I am reading Boyd's Convex Optimization textbook and I am looking at example 3.22, line 2.
It says $y^T x – \frac12 x^T Q x$ is bounded from above for all possible values of $y$. Also, it is important to note $Q$ is a symmetric positive definite. So for all values of $x$, $x^T Q x$ is a positive number. Why is $y^T x – \frac12 x^T Q x$ bounded above? I am not sure how to compare the quantity $y^T x$ with the quantity $\frac12 x^T Q x$. For $y=0$, I can see why.. then there are two cases, $y>0$ and $y<0$.
Thanks
Best Answer
Hint: For given $y$ write $x:=Q^{-1}y + v$ with a new independent vector variable $v$. The resulting quadratic function of $v$ will have no linear term.

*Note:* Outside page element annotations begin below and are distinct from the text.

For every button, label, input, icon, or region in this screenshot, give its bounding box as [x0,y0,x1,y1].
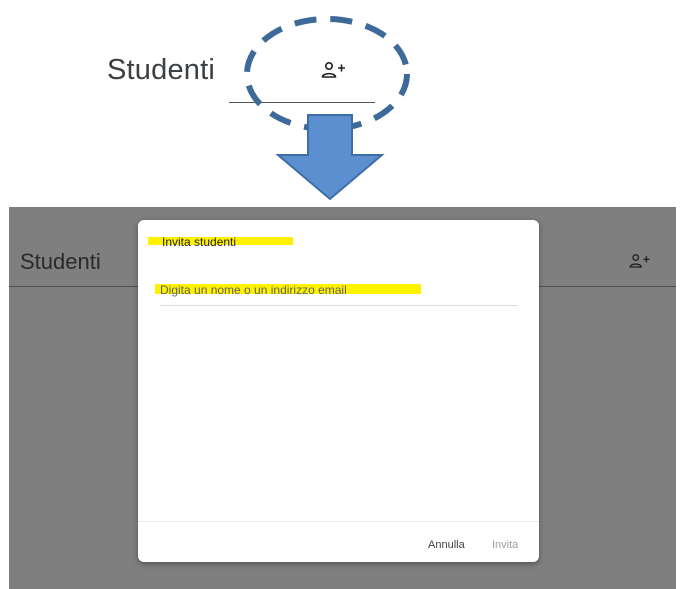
footer-divider [138,521,539,522]
invite-button[interactable]: Invita [488,537,522,553]
dialog-title: Invita studenti [162,235,237,249]
person-add-icon[interactable] [628,253,652,269]
callout-title: Studenti [107,54,216,86]
down-arrow [275,114,385,201]
app-screenshot: Studenti Invita studenti Annulla Invita [9,207,676,589]
invite-search-input[interactable] [160,275,518,306]
cancel-button[interactable]: Annulla [424,537,469,553]
page-title: Studenti [20,249,101,274]
invite-students-dialog: Invita studenti Annulla Invita [138,220,539,562]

I'm expanding the hint: We are given the function $\phi(x):=y^T x -{1\over2} x^T Q x$ where $y$ is an a priori given constant vector. Writing $x:= Q^{-1} y+v$ we get the pullback (i.e., $\phi$ written as a function of the new variable $v$) $$\eqalign{\tilde\phi(v)&=y^T(Q^{-1}y +v) -{1\over 2}(y^T Q^{-1} + v^T)\ Q\ (Q^{-1}y + v)\cr &= y^T Q^{-1}y + y^T v -{1\over2}(y^TQ^{-1} + v^T)( y+ Qv)\cr &={1\over2} y^TQ^{-1} y -{1\over 2} v^T Q v\cr}$$ (note that $y^T v=v^T y$). Here the right side is a constant minus something positive definite, so it is bounded above by this constant.